According to the export office http://export.gov managed by the Department of Commerce’s International Trade Administration www.trade.gov, China’s medical device market is ranked second largest in the world. This fact is driven by an increase in discretionary income and a population that is aging faster than any other nation’s population. The market growing at about 20 percent since 2009, is expected to maintain this pace over the next three to five years.
By 2020, China will have 400 million people over 60 and 100 million older than 80, plus the fact that China’s middle class is growing and health insurance now covers more people. Also, China’s medical device market is dominated by domestic suppliers, but many lack the expertise needed to supply the market.
China has over 16,000 hospitals, 85 percent are publicly owned. It has been noted, that imported products are better accepted by Chinese hospitals and the Chinese view foreign medical device companies as more credible than their Chinese counterparts. In addition, there is healthcare reform ongoing in public hospitals.
A few Chinese medical device companies are upgrading to provide some mid-to-high range technology and products, but the high tech large medical equipment market is dominated by foreign suppliers such as GE, Philips, Siemens, and others.
Some of the best-selling prospects are:
- In vitro diagnostic equipment and reagents
- Implantable and intervention materials and artificial organs
- Therapeutic products
- Medical diagnostic and imaging equipment
- Surgery and emergency appliances
- Health information technology related equipment and products.
- Medical equipment parts and accessories
Current government policy supports and encourages medical device innovation inside of China.

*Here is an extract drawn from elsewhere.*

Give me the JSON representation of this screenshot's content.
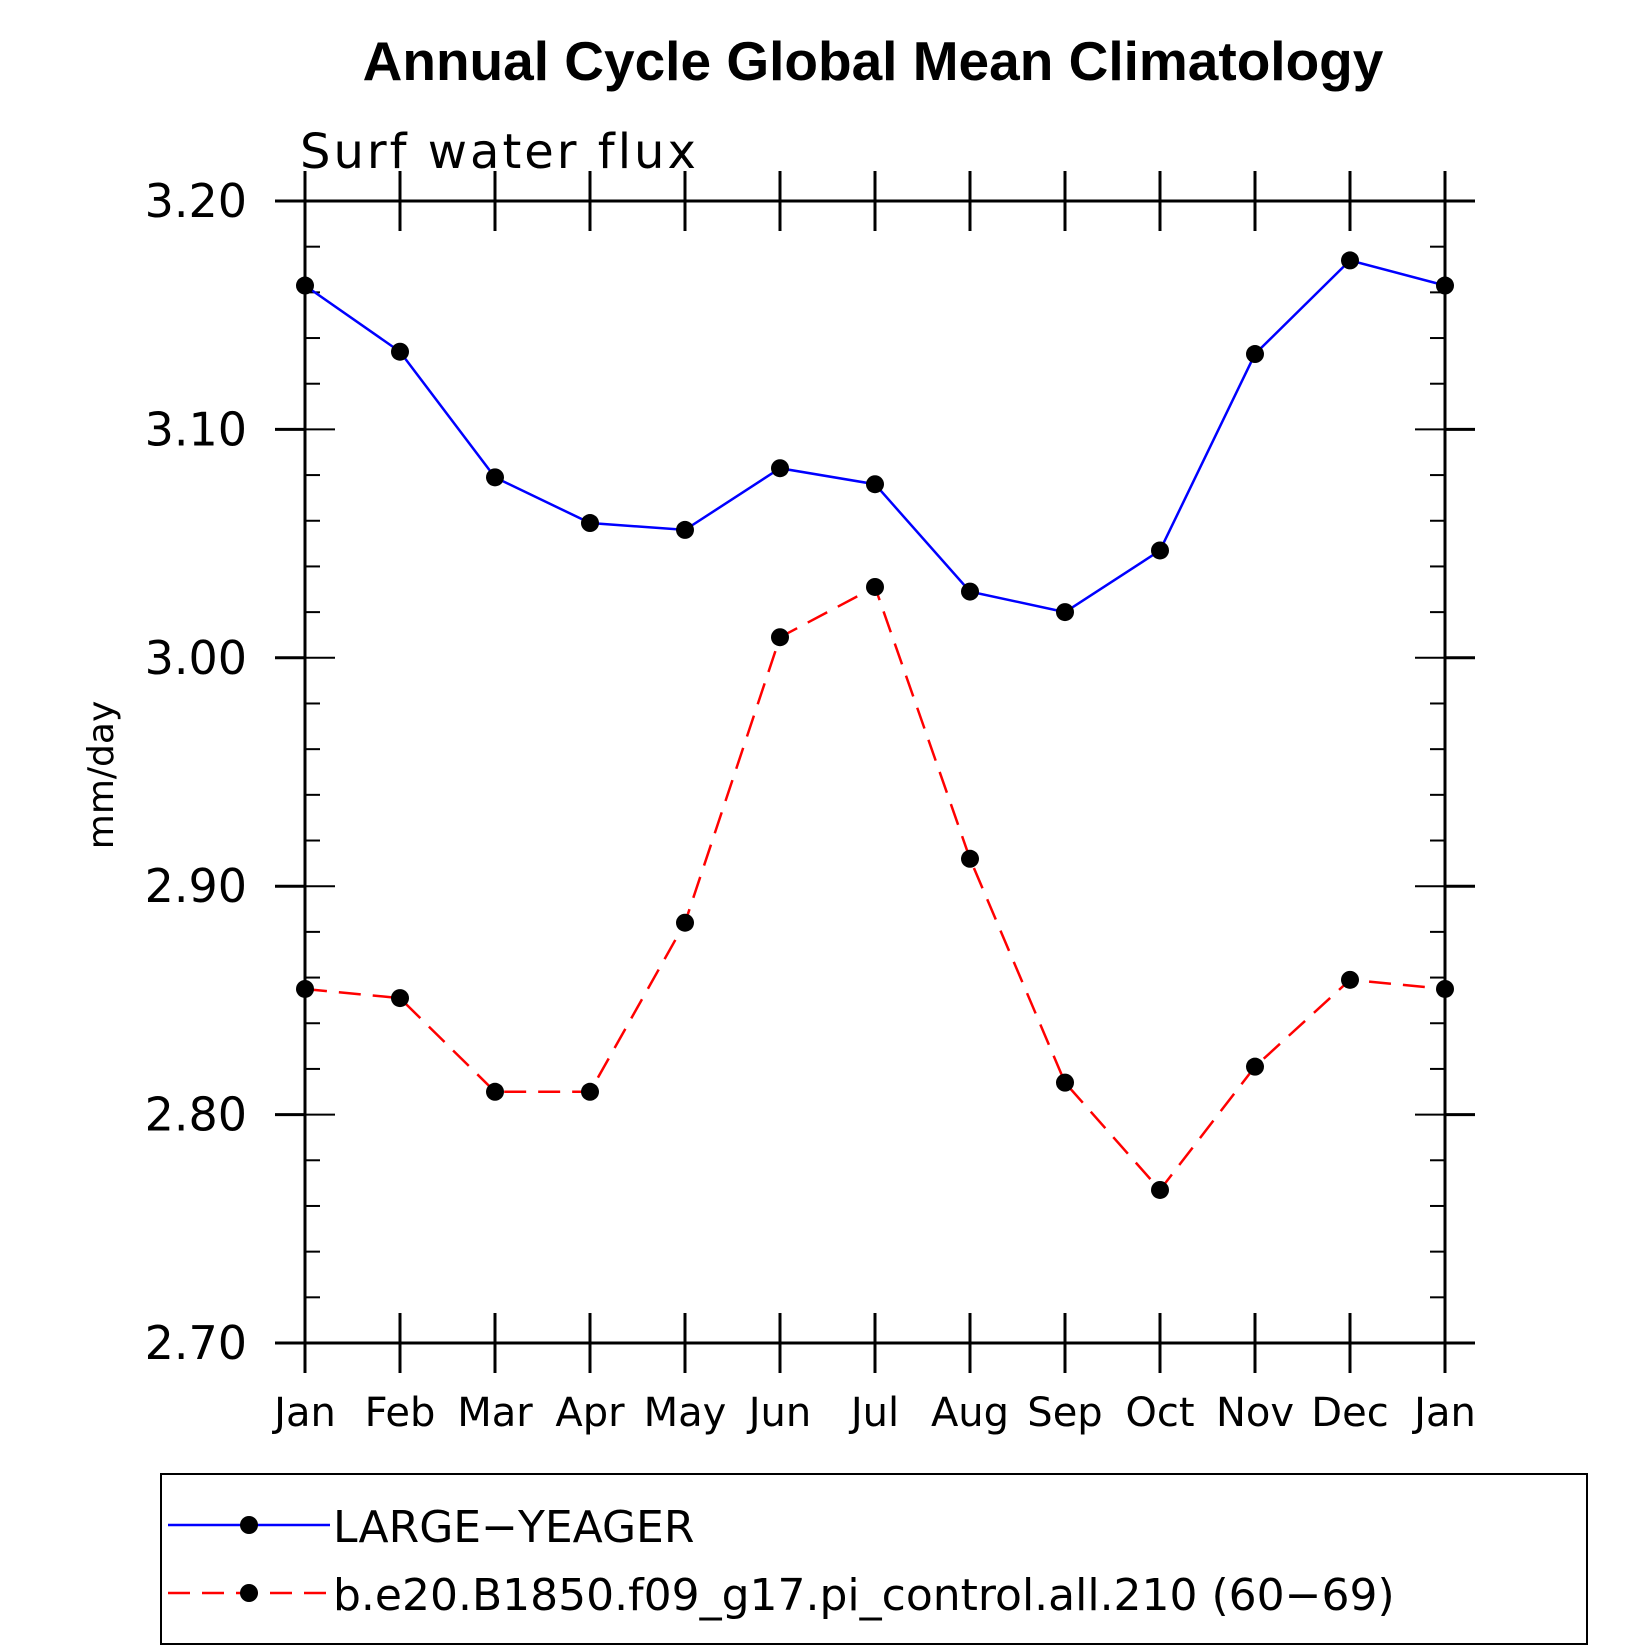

Some domestic manufacturers such as Shenzhen Mindray and Shandong Shinva plus other companies create high quality products and are beginning to compete against foreign suppliers in medium to high level technology niches.
A regulation requires all imported medical devices and products to be registered with the China’s Food and Drug Administration before being sold or distributed in the Chinese market. Generally, the process is complex and time consuming. U.S companies are encouraged to register their products through their authorized distributors if they do not have a representative office or subsidiary in China.
Other barriers include onerous pricing and reimbursement policies on pharmaceuticals and medical devices, inadequate intellectual property protection, and bureaucratic delays in registering products for sale. Numerous restrictions and an ever changing regulatory environment adds to the challenges.